Powahome: ecco la smarthome senza fili made in Italy

 

Quali altri obiettivi avete per il futuro?
«Controllando gli interruttori presenti in casa, potenzialmente, possiamo aspirare a fare qualsiasi tipo di operazione, arrivando a controllare tutti gli elettrodomestici presenti in un’abitazione, ma al momento siamo ancora in crescita e abbiamo molto da lavorare».

 

Quanti siete oggi?
«Oggi siamo nove persone, con due co-founder, ovvero io e mio fratello Michele, e sette professionisti di vari ambiti che ci supportano nello sviluppo del nostro modello di business».

 

Powahome è un marchio certificato Ce

Com’è stato per voi il 2017?
«Diciamo che abbiamo lavorato moltissimo e abbiamo ottenuto anche grandi soddisfazioni.
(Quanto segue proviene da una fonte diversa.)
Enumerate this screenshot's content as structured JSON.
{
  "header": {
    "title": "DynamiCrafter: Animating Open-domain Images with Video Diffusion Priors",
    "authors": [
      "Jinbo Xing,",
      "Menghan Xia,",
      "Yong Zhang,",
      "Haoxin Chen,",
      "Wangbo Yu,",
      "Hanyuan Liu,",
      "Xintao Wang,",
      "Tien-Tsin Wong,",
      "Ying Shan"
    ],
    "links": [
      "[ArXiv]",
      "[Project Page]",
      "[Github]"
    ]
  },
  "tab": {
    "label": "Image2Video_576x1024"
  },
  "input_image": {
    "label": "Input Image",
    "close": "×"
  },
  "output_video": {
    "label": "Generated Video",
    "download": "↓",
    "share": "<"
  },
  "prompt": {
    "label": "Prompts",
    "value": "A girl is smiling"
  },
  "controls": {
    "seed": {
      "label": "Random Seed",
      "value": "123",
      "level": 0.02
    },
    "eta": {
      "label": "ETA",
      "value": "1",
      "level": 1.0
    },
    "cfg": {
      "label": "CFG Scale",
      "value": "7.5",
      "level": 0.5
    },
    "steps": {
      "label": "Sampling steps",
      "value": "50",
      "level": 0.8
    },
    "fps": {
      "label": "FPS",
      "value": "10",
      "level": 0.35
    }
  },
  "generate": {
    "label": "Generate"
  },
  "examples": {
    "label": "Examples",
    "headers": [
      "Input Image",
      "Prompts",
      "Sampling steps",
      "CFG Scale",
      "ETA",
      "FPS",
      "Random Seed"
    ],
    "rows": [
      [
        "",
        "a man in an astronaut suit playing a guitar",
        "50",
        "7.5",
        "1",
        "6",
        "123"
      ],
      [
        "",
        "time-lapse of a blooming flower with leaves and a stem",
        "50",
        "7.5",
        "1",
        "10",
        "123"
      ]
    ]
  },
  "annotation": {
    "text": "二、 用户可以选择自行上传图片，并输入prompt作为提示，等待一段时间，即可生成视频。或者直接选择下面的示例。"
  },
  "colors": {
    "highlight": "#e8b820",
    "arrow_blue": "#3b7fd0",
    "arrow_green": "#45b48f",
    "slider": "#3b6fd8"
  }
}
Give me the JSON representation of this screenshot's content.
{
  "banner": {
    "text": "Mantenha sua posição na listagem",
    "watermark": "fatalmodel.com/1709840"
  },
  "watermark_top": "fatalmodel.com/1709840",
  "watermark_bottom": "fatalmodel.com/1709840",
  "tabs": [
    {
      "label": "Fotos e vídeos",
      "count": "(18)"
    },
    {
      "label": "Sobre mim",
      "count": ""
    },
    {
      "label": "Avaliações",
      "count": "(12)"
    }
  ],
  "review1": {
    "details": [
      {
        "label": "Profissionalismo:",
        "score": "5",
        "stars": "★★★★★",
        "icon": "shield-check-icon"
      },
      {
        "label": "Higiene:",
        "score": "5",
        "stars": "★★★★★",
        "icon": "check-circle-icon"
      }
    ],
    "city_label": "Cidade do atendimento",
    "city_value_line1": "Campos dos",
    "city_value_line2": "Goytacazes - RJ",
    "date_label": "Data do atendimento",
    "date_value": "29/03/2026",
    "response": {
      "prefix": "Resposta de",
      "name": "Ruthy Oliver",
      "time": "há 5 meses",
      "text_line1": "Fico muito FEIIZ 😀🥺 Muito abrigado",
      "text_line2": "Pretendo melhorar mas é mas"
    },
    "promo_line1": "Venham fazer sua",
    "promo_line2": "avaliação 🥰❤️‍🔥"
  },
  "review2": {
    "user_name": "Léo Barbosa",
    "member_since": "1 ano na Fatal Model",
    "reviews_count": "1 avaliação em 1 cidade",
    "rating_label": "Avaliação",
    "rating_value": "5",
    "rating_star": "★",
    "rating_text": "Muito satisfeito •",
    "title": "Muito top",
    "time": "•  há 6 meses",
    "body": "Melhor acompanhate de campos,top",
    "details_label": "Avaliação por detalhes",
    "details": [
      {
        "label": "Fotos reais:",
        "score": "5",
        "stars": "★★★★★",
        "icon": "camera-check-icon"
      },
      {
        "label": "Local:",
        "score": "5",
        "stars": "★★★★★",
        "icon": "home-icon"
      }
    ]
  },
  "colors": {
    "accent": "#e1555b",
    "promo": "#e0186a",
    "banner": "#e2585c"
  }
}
Sono stati mesi estremamente complessi che ci hanno visto passare dalla fase di beta testing alla vendita b2b fino ad approcciare anche alla grande distribuzione. Ovviamente abbiamo ancora molto da fare ma grazie agli investimenti che ci hanno sostenuto fino ad ora siamo riusciti a creare un impianto solido che ci fa ben sperare per il futuro».

 

Cosa vi aspettate nel 2018?
«Sicuramente il modello di business a cui vorremmo arrivare nei prossimi mesi è quello della Smarhome as a service, ovvero un servizio su abbonamento al pari di Netflix o simili che permetta agli utenti di usufruire dei nostri prodotti a un fee ridotto e con ampi margini di risparmio. In questo modo potremo essere più dinamici e agili come in fondo richiede il mercato oggi».

 

Anche a livello internazionale?
«Certo, come dicevo prima grazie alla certificazione che abbiamo, il nostro obiettivo principalmente è anche quello di espanderci in tutta Europa, senza precludere ovviamente anche altri mercati come il medioriente o l’America latina per esempio».